As for Rabbi Weiss, before popping up inadequately identified in Milbank’s column, he surfaced at a 2007 Holocaust denial conference in Iran with then-President Mahmoud Ahmadinejad, and in 2004 in France taking flowers to the dying Palestine Liberation Organization leader Yasser Arafat (“New York Rabbi Finds Friends in Iran and enemies at Home,” New York Times, Jan. 15, 2007).

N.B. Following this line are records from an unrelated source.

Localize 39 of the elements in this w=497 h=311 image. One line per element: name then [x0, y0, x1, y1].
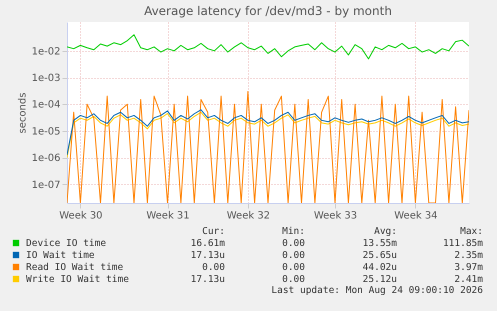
y-tick-label: 1e-03 — [32, 73, 60, 84]
text: 3.97m — [454, 262, 484, 273]
y-axis-title: seconds — [18, 92, 29, 134]
x-tick-label: Week 33 — [314, 210, 358, 222]
text: 17.13u — [190, 274, 225, 285]
y-tick-label: 1e-02 — [32, 46, 60, 58]
legend-label: Read IO Wait time — [26, 262, 124, 273]
legend-label: IO Wait time — [26, 250, 95, 261]
text: 0.00 — [282, 274, 306, 285]
x-tick-label: Week 32 — [226, 210, 270, 222]
y-tick-label: 1e-06 — [32, 153, 60, 164]
text: 25.12u — [362, 274, 397, 285]
text: Cur: — [202, 226, 225, 237]
y-tick-label: 1e-04 — [32, 100, 60, 111]
y-tick-label: 1e-05 — [32, 126, 60, 138]
text: 0.00 — [282, 238, 306, 249]
text: 0.00 — [282, 250, 306, 261]
text: Max: — [460, 226, 483, 237]
text: 25.65u — [362, 250, 397, 261]
text: 2.35m — [454, 250, 484, 261]
text: 13.55m — [362, 238, 398, 249]
text: 2.41m — [454, 274, 484, 285]
text: 16.61m — [190, 238, 226, 249]
text: 111.85m — [442, 238, 484, 249]
text: 0.00 — [202, 262, 226, 273]
legend-label: Device IO time — [26, 238, 106, 249]
text: 0.00 — [282, 262, 306, 273]
x-tick-label: Week 30 — [59, 210, 103, 222]
text: Min: — [282, 226, 305, 237]
text: 44.02u — [362, 262, 397, 273]
x-tick-label: Week 31 — [146, 210, 190, 222]
text: Last update: Mon Aug 24 09:00:10 2026 — [271, 285, 484, 296]
legend-label: Write IO Wait time — [26, 274, 130, 285]
y-tick-label: 1e-07 — [32, 180, 60, 191]
text: Avg: — [374, 226, 397, 237]
x-tick-label: Week 34 — [394, 210, 438, 222]
text: 17.13u — [190, 250, 225, 261]
chart-title: Average latency for /dev/md3 - by month — [144, 4, 392, 18]
line-series — [67, 34, 469, 60]
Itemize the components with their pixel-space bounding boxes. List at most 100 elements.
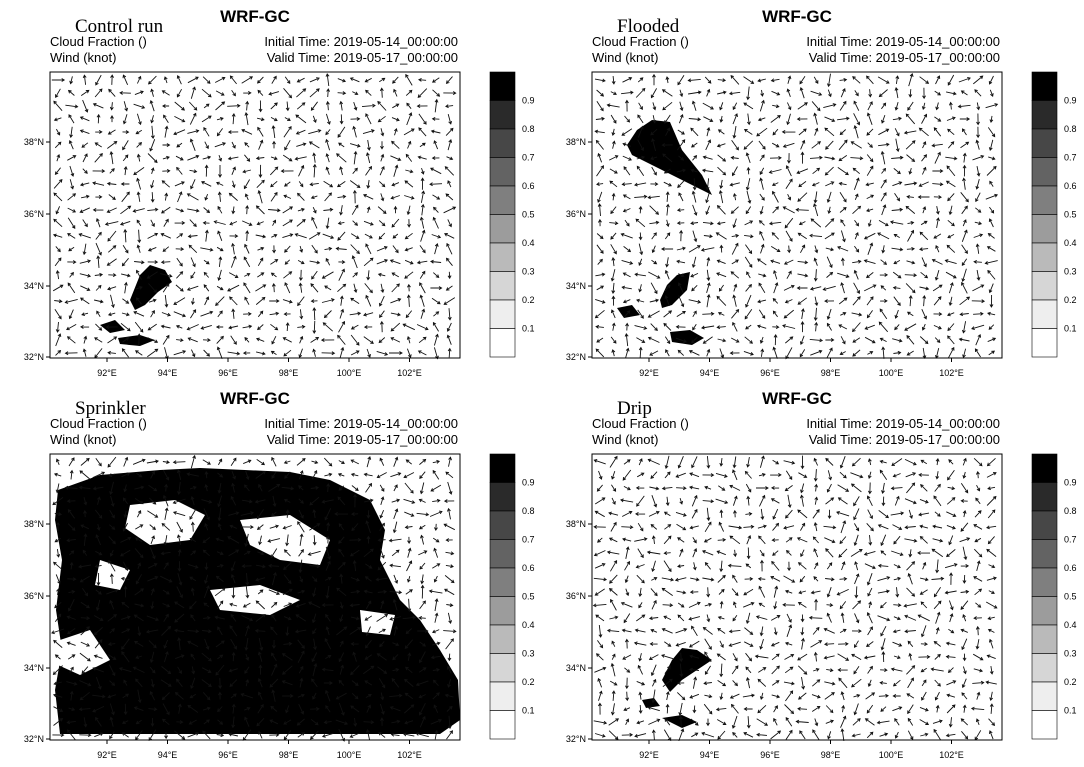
- colorbar-label: 0.4: [522, 238, 535, 248]
- colorbar-box: [489, 157, 516, 187]
- colorbar-box: [489, 653, 516, 683]
- cloud: [100, 320, 125, 333]
- colorbar-box: [1031, 71, 1058, 101]
- colorbar-box: [1031, 596, 1058, 626]
- colorbar-label: 0.7: [1064, 535, 1077, 545]
- lon-label: 96°E: [218, 750, 238, 760]
- lat-label: 32°N: [24, 352, 44, 362]
- plot-title: WRF-GC: [220, 389, 290, 408]
- lat-label: 38°N: [566, 137, 586, 147]
- panel-label: Flooded: [617, 16, 680, 37]
- colorbar-box: [489, 71, 516, 101]
- colorbar-box: [489, 328, 516, 358]
- valid-time: Valid Time: 2019-05-17_00:00:00: [267, 50, 458, 65]
- colorbar-label: 0.6: [1064, 181, 1077, 191]
- wind-vectors: [51, 454, 457, 742]
- colorbar-box: [1031, 510, 1058, 540]
- colorbar-label: 0.4: [1064, 238, 1077, 248]
- lon-label: 92°E: [97, 368, 117, 378]
- lon-label: 102°E: [939, 368, 964, 378]
- colorbar-box: [1031, 567, 1058, 597]
- colorbar-label: 0.8: [522, 506, 535, 516]
- lat-label: 36°N: [24, 209, 44, 219]
- colorbar-label: 0.9: [1064, 96, 1077, 106]
- colorbar-box: [489, 510, 516, 540]
- lat-label: 34°N: [566, 663, 586, 673]
- colorbar-box: [1031, 328, 1058, 358]
- colorbar-label: 0.9: [1064, 478, 1077, 488]
- map-background: [50, 72, 460, 358]
- panel: Sprinkler WRF-GC Cloud Fraction ()Wind (kn…: [24, 389, 535, 760]
- colorbar-box: [1031, 710, 1058, 740]
- colorbar-label: 0.7: [522, 535, 535, 545]
- colorbar-box: [489, 453, 516, 483]
- initial-time: Initial Time: 2019-05-14_00:00:00: [264, 34, 458, 49]
- valid-time: Valid Time: 2019-05-17_00:00:00: [809, 50, 1000, 65]
- lon-label: 102°E: [939, 750, 964, 760]
- panel-label: Sprinkler: [75, 398, 146, 419]
- colorbar-box: [489, 299, 516, 329]
- map-frame: [49, 71, 461, 359]
- lat-label: 32°N: [566, 734, 586, 744]
- colorbar-label: 0.3: [1064, 649, 1077, 659]
- lon-label: 102°E: [397, 750, 422, 760]
- colorbar-box: [1031, 157, 1058, 187]
- lon-label: 100°E: [879, 368, 904, 378]
- wind-name: Wind (knot): [592, 50, 658, 65]
- colorbar-box: [489, 681, 516, 711]
- colorbar-box: [1031, 539, 1058, 569]
- lon-label: 94°E: [158, 368, 178, 378]
- colorbar-box: [489, 567, 516, 597]
- lon-label: 98°E: [279, 750, 299, 760]
- colorbar-box: [1031, 100, 1058, 130]
- colorbar-label: 0.1: [1064, 706, 1077, 716]
- colorbar-box: [1031, 482, 1058, 512]
- colorbar-label: 0.4: [522, 620, 535, 630]
- colorbar-box: [489, 185, 516, 215]
- colorbar-box: [489, 539, 516, 569]
- wind-vectors: [592, 455, 998, 742]
- colorbar-box: [489, 624, 516, 654]
- lon-label: 92°E: [97, 750, 117, 760]
- lon-label: 96°E: [218, 368, 238, 378]
- clear-area: [125, 500, 205, 545]
- lat-label: 34°N: [24, 281, 44, 291]
- colorbar-label: 0.5: [522, 592, 535, 602]
- lat-label: 36°N: [566, 591, 586, 601]
- valid-time: Valid Time: 2019-05-17_00:00:00: [809, 432, 1000, 447]
- plot-title: WRF-GC: [762, 7, 832, 26]
- colorbar-label: 0.2: [1064, 295, 1077, 305]
- colorbar-label: 0.3: [522, 649, 535, 659]
- colorbar-label: 0.3: [1064, 267, 1077, 277]
- cloud: [642, 698, 660, 708]
- cloud-cover: [642, 648, 712, 728]
- lat-label: 36°N: [566, 209, 586, 219]
- colorbar-label: 0.8: [522, 124, 535, 134]
- cloud: [660, 272, 690, 308]
- cloud: [662, 648, 712, 692]
- field-name: Cloud Fraction (): [592, 34, 689, 49]
- colorbar-label: 0.6: [522, 563, 535, 573]
- colorbar-label: 0.1: [522, 324, 535, 334]
- colorbar-box: [1031, 242, 1058, 272]
- colorbar-label: 0.7: [1064, 153, 1077, 163]
- panel-label: Drip: [617, 398, 652, 419]
- colorbar-box: [1031, 653, 1058, 683]
- lon-label: 100°E: [337, 368, 362, 378]
- colorbar-box: [1031, 453, 1058, 483]
- lon-label: 96°E: [760, 368, 780, 378]
- colorbar-box: [1031, 128, 1058, 158]
- map-frame: [49, 453, 461, 741]
- valid-time: Valid Time: 2019-05-17_00:00:00: [267, 432, 458, 447]
- lat-label: 34°N: [24, 663, 44, 673]
- plot-title: WRF-GC: [762, 389, 832, 408]
- colorbar-label: 0.5: [1064, 210, 1077, 220]
- colorbar-label: 0.4: [1064, 620, 1077, 630]
- lon-label: 92°E: [639, 368, 659, 378]
- clear-area: [58, 630, 110, 675]
- colorbar-label: 0.5: [1064, 592, 1077, 602]
- wind-vectors: [594, 73, 999, 360]
- lon-label: 100°E: [337, 750, 362, 760]
- colorbar-box: [489, 271, 516, 301]
- wind-name: Wind (knot): [50, 432, 116, 447]
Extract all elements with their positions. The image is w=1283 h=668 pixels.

According to The Times, Weiss’ Neturei Karta has several thousand followers worldwide. Even fervently Orthodox Jews who might agree with its theology—a renewed Jewish state cannot arise before messianic days and certainly not at the hand of man—distance themselves from the group. But not Milbank, who attempts to bolster his anti-Netanyahu line by giving Weiss the concluding paragraph.

Milbank, in his anti-Netanyahu bill of particulars, also misrepresents the controversy the prime minister sparked by overstating Palestinian Arab leader Haj Amin al-Husseini’s very real role in the Holocaust and importing Nazi ideology to the Arab world. And the columnist overstates Netanyahu’s responsibility for aggravating divisions over Israel among American Jews. These began opening at least with Israel’s war against the PLO in Lebanon in 1982 and suppression of the first Palestinian intifada between 1987 and 1992—before Netanyahu won his first term as prime minister.

Netanyahu derangement syndrome: Not a pretty sight, and in the case of The Washington Post’s Dana Milbank, recurrent and debilitating.